All venues play live music, and festival organiser Michael Eavis likes to visit this area in his iconic red Land Rover.
The first act I see on Avalon Stage is Lucy Spraggan. As she says from the stage, many people thought it was inappropriate for the Glastonbury Festival to host her, an act from X Factor.
And yet, there she is, owning the stage during her second Glastonbury appearance. And she deserves to be there.
Lucy’s music combines funky hip-hop with folk and acoustic pop, and her live performance benefits from her jokes and anecdotes, changing her performance into a little story rather than another gig.
Skinny Lister take the Avalon Tent straight after Lucy. They’re a band I always look forward to. Well-known for their high-energy show, the folk-punk six-piece from London are one of the acts that you need to see to fully understand.
You can’t just listen to them, you need to experience them and take part in one of their performances. Tragedy In A Minor changes the Avalon Tent into a sea of jumping, hands-raising festival goers.
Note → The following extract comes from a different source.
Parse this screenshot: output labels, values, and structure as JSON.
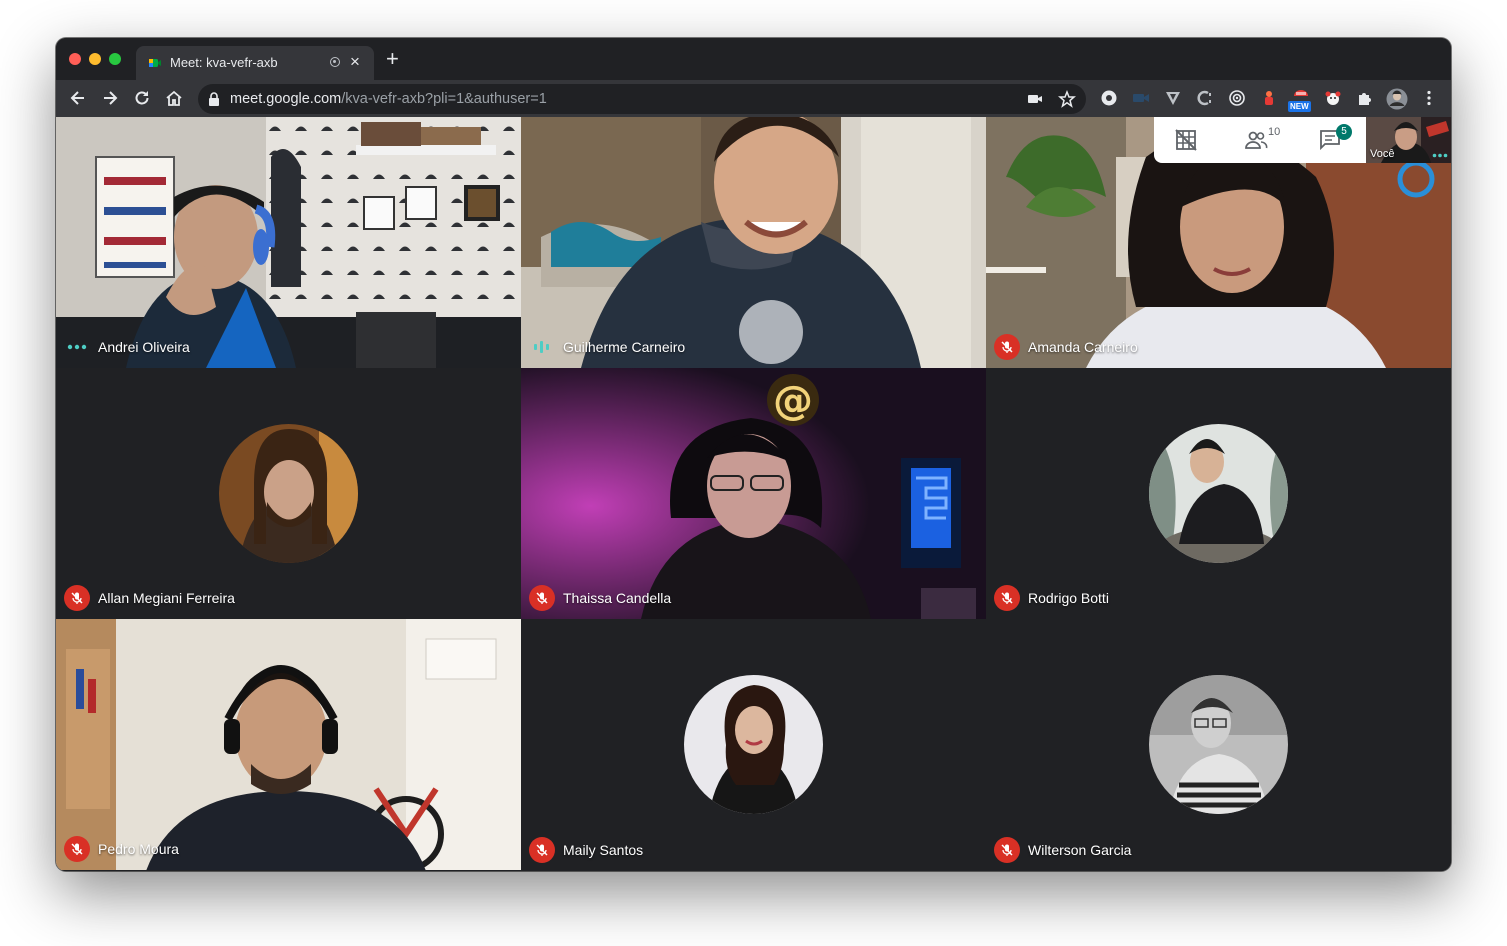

Somerset locals The Blue Aeroplanes have the difficult task of keeping spirits up and people dancing. The rockers take the stage, joined by a dancer, and leave no doubt that they deserve the slot.
Their set is very different from the previous acts, combining alternative rock with post-punk and indie, and very different from the band that follows.
‘80s legends Bananarama (now a duo, Sara Dallin and Keren Woodward) fill the tent with music lovers of all ages. Their set, consisting of their greatest hits like Cruel Summer, Venus, Robert De Niro’s Waiting, and Love In The First Degree turn the arena into a dance hall.
Next up: one of the most extraordinary acts I’ve seen at Glastonbury. Nahko And Medicine For The People are a world band led by Oregonian Nahko Bear, whose ancestry is a blend of Apache, Puerto Rican, and Filipino.
The six-member group treat music as a healing process rather than a performance art, and seek to lead, motivate, and inspire the global Tribe.
Finally, it’s time for Glastonbury’s own rock legends, Reef. Gary Stringer on vocals, Jesse Wood on guitar, Jack Bessant on bass, and Dominic Greensmith on drums gift the audience with a perfect close to the weekend. Forget The Cure and Robert Smith.
Stringer, a man whose smile and energy are infectious, climbs the tent pole, jumps around the stage, scales the barrier, and delivers a set of all-time fan favourites. Naked, Lone Rider, Revelation, and Place Your Hands are the night’s highlights.
And as the song comes to a close, so does my Glastonbury 2019. Monday morning can’t be avoided, and the temporary festival town will pack up for almost a year. In 2020 we’ll do it all again.